Copies of the single "Stand and Deliver" b/w "Beat My Guest" were included as a free bonus item with some vinyl copies of the US version of the album Kings of the Wild Frontier on Epic Records. Epic's cassette edition appended the two tracks to the ends of either side of the tape. A slightly different version of "Stand and Deliver" was then featured on their follow-up LP, Prince Charming, released in November 1981.

==Music video==
The costume and general plot of the video show a strong influence from the 1973 Monty Python sketch "Dennis Moore", although the highwayman scenario had also recently formed the basis for the Dick Turpin series on UK television, starring Richard O'Sullivan in the title role. It features Adam Ant dressed as a "dandy highwayman" who threatens his victims with the mirror image of their unfashionable selves and who is captured and escapes being hanged from the gallows with help from his accomplices (his band members).

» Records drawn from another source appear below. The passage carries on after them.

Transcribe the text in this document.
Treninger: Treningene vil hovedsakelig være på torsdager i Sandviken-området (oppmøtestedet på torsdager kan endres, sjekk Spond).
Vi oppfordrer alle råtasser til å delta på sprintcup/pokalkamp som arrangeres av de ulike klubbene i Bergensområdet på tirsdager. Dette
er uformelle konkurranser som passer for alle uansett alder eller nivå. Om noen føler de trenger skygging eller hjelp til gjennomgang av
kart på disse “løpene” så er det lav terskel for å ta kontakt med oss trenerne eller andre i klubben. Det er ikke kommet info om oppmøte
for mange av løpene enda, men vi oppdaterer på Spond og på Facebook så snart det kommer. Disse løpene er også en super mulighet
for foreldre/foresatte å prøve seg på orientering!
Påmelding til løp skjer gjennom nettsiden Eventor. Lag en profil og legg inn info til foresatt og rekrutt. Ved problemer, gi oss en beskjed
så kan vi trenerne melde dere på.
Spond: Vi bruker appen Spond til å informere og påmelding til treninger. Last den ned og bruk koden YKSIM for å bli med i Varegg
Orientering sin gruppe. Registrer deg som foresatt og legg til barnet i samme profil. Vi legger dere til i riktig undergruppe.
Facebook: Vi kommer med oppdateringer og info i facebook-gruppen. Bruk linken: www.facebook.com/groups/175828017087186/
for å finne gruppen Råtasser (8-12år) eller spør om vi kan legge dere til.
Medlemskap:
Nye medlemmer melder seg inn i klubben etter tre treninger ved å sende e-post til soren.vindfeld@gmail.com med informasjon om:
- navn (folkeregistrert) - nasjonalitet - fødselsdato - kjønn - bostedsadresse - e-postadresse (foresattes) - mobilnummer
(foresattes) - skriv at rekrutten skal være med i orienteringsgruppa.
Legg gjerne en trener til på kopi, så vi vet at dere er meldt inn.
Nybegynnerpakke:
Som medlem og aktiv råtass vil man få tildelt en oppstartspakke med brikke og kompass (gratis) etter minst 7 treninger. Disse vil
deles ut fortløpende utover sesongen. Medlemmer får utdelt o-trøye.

The video's opening sequence of Adam Ant putting on his make-up before going out on a robbery became a defining visual image for Adam Ant in the years that followed; a still from this was used as the sleeve for the band's next single. The video also features the second appearance of Amanda Donohoe, who had also appeared in the previous video for "Antmusic". At the time, she was Adam Ant's girlfriend. Limahl also appears in the video as an extra.

==Charts==
===Weekly charts===

| Chart (1981) | Peak position |
|---|---|
| Australia (Kent Music Report) | 12 |
| Belgium (Ultratop 50 Flanders) | 7 |
| Finland (Suomen virallinen lista) | 22 |
| Ireland (IRMA) | 2 |
| Netherlands (Dutch Top 40) | 8 |
| Netherlands (Single Top 100) | 4 |
| New Zealand (Recorded Music NZ) | 32 |
| UK Singles (OCC) | 1 |
| US Dance Club Songs (Billboard) | 38 |
| West Germany (Official German Charts) | 8 |

===Year-end charts===

| Chart (1981) | Position |
|---|---|
| Australia (Kent Music Report) | 47 |
| Netherlands (Dutch Top 40) | 55 |
| Netherlands (Single Top 100) | 38 |

=="Beat My Guest"==
It was fairly common for Ant to record new versions of his pre-1980 compositions for the B-side of his singles. For this single, an old Ant song dating back at least to May 1977 was used. "Beat My Guest" was the first song Adam and the Ants played at their official debut gig at the Institute of Contemporary Arts restaurant on 10 May 1977. A full band recording was made in the same 14 July 1977 Chappell Studios recording session that had produced the version of Plastic Surgery featured in Derek Jarman's film Jubilee. The version on the B-side of this single was recorded in August 1980 during sessions for the Kings of the Wild Frontier album and featured the band's previous bass player Kevin Mooney.

==Covers==
"Stand and Deliver" has been covered by Poppy and by indie bands (Society Burning, Lynyrd's Innards, among others). Sugar Ray provided the first notable cover on their 1997 release, Floored.

===No Doubt version===

In 2009, American rock band No Doubt recorded a cover version of "Stand and Deliver". They performed the song while playing a fictional 1980s band, Snowed Out, in the Gossip Girl episode "Valley Girls", airing 11 May 2009, and also performed the song on their 2009 tour during the encore. It was eventually included on the deluxe edition bonus disc of the band's sixth studio album, Push and Shove, released on 21 September 2012.

=="Save the Gorilla"==
In 2003, Adam Ant embarked upon an ill-fated attempt to raise awareness of the plight of the endangered mountain gorilla in Central Africa by reworking "Stand and Deliver" into "Save the Gorilla". This was to have been the lead track of a five track EP (with the remaining four tracks all being covers chosen for a jungle/primate theme) of which 2000 copies were pressed. Co-writer Marco Pirroni and the original song publishers EMI Publishing blocked its release just days before its intended release on 17 November, and the EP was withdrawn. One EP track, a cover of "Jungle Rock", eventually surfaced on collaborator Boz Boorer's 2008 solo album Miss Pearl.